There are many active molecules such as growth factors and cytokines present in bovine milk and as many as 2,107 proteins in bovine milk exosomes have been identified. It is evident that bovine milk exosomes play important roles in the growth of infants, such as driving immune system maturation and responsiveness. Zhou et al. (36) identified 602 miRNAs originating from 452 miRNA precursors (pre-miRNAs) in exosomes of human breast milk with the use of deep sequencing. They found that 867 well-characterised immune-related pre-miRNAs were present in breast milk exosomes and these endogenous immune-related miRNAs were more resistant to extreme conditions. These authors speculated that these exosomal miRNAs are transferred to the infant from the mother via the digestive tract and are indispensable to the development of young immune systems.

Bovine milk exosomes may be useful and serve as biomarkers of the physiological state and infectious diseases. Yamada et al. (34) isolated exosomes from both BLV-infected cows and BLV-infected culture cells and they showed the presence of BLV enzyme reverse transcriptase and BLV gp51 and p24 structural proteins. These exosomes seemed to be non-infectious to cells or were low in infectivity. Moreover, the BLV proteins detected in bovine milk exosomes were reported to correlate with the presence of anti-bovine leukaemia virus antibodies in milk.
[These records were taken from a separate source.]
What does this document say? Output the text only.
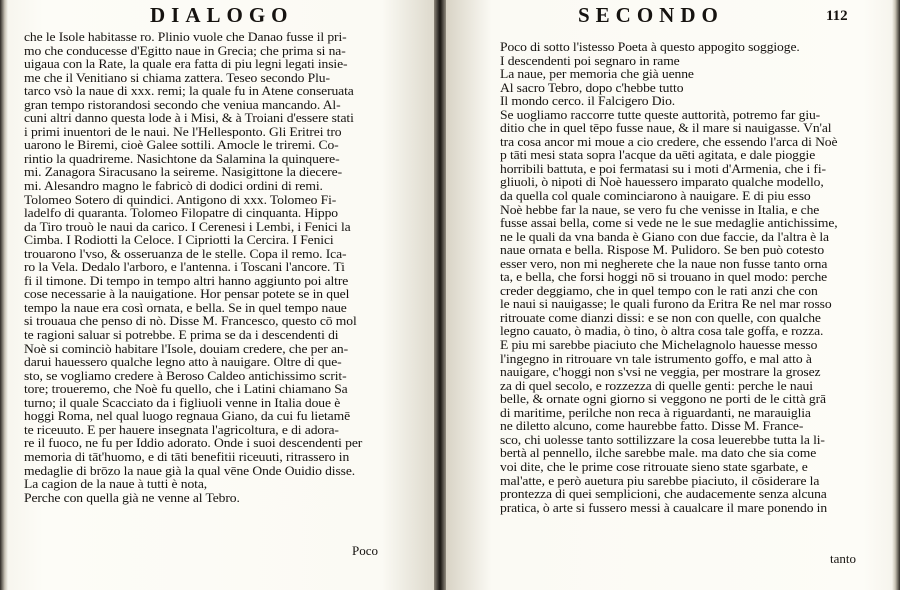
DIALOGO
che le Isole habitasse ro. Plinio vuole che Danao fusse il pri-
mo che conducesse d'Egitto naue in Grecia; che prima si na-
uigaua con la Rate, la quale era fatta di piu legni legati insie-
me che il Venitiano si chiama zattera. Teseo secondo Plu-
tarco vsò la naue di xxx. remi; la quale fu in Atene conseruata
gran tempo ristorandosi secondo che veniua mancando. Al-
cuni altri danno questa lode à i Misi, & à Troiani d'essere stati
i primi inuentori de le naui. Ne l'Hellespontο. Gli Eritrei tro
uarono le Biremi, cioè Galee sottili. Amocle le triremi. Co-
rintio la quadrireme. Nasichtone da Salamina la quinquere-
mi. Zanagora Siracusano la seireme. Nasigittone la diecere-
mi. Alesandro magno le fabricò di dodici ordini di remi.
Tolomeo Sotero di quindici. Antigono di xxx. Tolomeo Fi-
ladelfo di quaranta. Tolomeo Filopatre di cinquanta. Hippo
da Tiro trouò le naui da carico. I Cerenesi i Lembi, i Fenici la
Cimba. I Rodiotti la Celoce. I Cipriotti la Cercira. I Fenici
trouarono l'vso, & osseruanza de le stelle. Copa il remo. Ica-
ro la Vela. Dedalo l'arboro, e l'antenna. i Toscani l'ancore. Ti
fi il timone. Di tempo in tempo altri hanno aggiunto poi altre
cose necessarie à la nauigatione. Hor pensar potete se in quel
tempo la naue era così ornata, e bella. Se in quel tempo naue
si trouaua che penso di nò. Disse M. Francesco, questo cō mol
te ragioni saluar si potrebbe. E prima se da i descendenti di
Noè si cominciò habitare l'Isole, douiam credere, che per an-
darui hauessero qualche legno atto à nauigare. Oltre di que-
sto, se vogliamo credere à Beroso Caldeo antichissimo scrit-
tore; troueremo, che Noè fu quello, che i Latini chiamano Sa
turno; il quale Scacciato da i figliuoli venne in Italia doue è
hoggi Roma, nel qual luogo regnaua Giano, da cui fu lietamē
te riceuuto. E per hauere insegnata l'agricoltura, e di adora-
re il fuoco, ne fu per Iddio adorato. Onde i suoi descendenti per
memoria di tāt'huomo, e di tāti benefitii riceuuti, ritrassero in
medaglie di brōzo la naue già la qual vēne Onde Ouidio disse.
La cagion de la naue à tutti è nota,
Perche con quella già ne venne al Tebro.
Poco
SECONDO	112
Poco di sotto l'istesso Poeta à questo appogito soggioge.
I descendenti poi segnaro in rame
La naue, per memoria che già uenne
Al sacro Tebro, dopo c'hebbe tutto
Il mondo cerco. il Falcigero Dio.
Se uogliamo raccorre tutte queste auttorità, potremo far giu-
ditio che in quel tēpo fusse naue, & il mare si nauigasse. Vn'al
tra cosa ancor mi moue a cio credere, che essendo l'arca di Noè
p tāti mesi stata sopra l'acque da uēti agitata, e dale pioggie
horribili battuta, e poi fermatasi su i moti d'Armenia, che i fi-
gliuoli, ò nipoti di Noè hauessero imparato qualche modello,
da quella col quale cominciarono à nauigare. E di piu esso
Noè hebbe far la naue, se vero fu che venisse in Italia, e che
fusse assai bella, come si vede ne le sue medaglie antichissime,
ne le quali da vna banda è Giano con due faccie, da l'altra è la
naue ornata e bella. Rispose M. Pulidoro. Se ben può cotesto
esser vero, non mi negherete che la naue non fusse tanto orna
ta, e bella, che forsi hoggi nō si trouano in quel modo: perche
creder deggiamo, che in quel tempo con le rati anzi che con
le naui si nauigasse; le quali furono da Eritra Re nel mar rosso
ritrouate come dianzi dissi: e se non con quelle, con qualche
legno cauato, ò madia, ò tino, ò altra cosa tale goffa, e rozza.
E piu mi sarebbe piaciuto che Michelagnolo hauesse messo
l'ingegno in ritrouare vn tale istrumento goffo, e mal atto à
nauigare, c'hoggi non s'vsi ne veggia, per mostrare la grosez
za di quel secolo, e rozzezza di quelle genti: perche le naui
belle, & ornate ogni giorno si veggono ne porti de le città grā
di maritime, perilche non reca à riguardanti, ne marauiglia
ne diletto alcuno, come haurebbe fatto. Disse M. France-
sco, chi uolesse tanto sottilizzare la cosa leuerebbe tutta la li-
bertà al pennello, ilche sarebbe male. ma dato che sia come
voi dite, che le prime cose ritrouate sieno state sgarbate, e
mal'atte, e però auetura piu sarebbe piaciuto, il cōsiderare la
prontezza di quei semplicioni, che audacemente senza alcuna
pratica, ò arte si fussero messi à caualcare il mare ponendo in
tanto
Cows infected with BLV may release bovine leukaemia virus particles or its proteins via milk, which can provide a potential mechanism of BLV transmission.

Infection with BLV is correlated with the inhibition of apoptosis, and leads to the generation of a reservoir of infected cells. This circumstance and BLV tropism for B lymphocytes determined in infected animals may explain the lower number of milk B cells, especially in the PL stage, which were undergoing apoptosis. This phenomenon was observed in blood B cells by many authors (11, 14). These studies indicate the importance of monitoring and eradication of BLV infections in cattle, especially for human health and the minimisation of economic losses.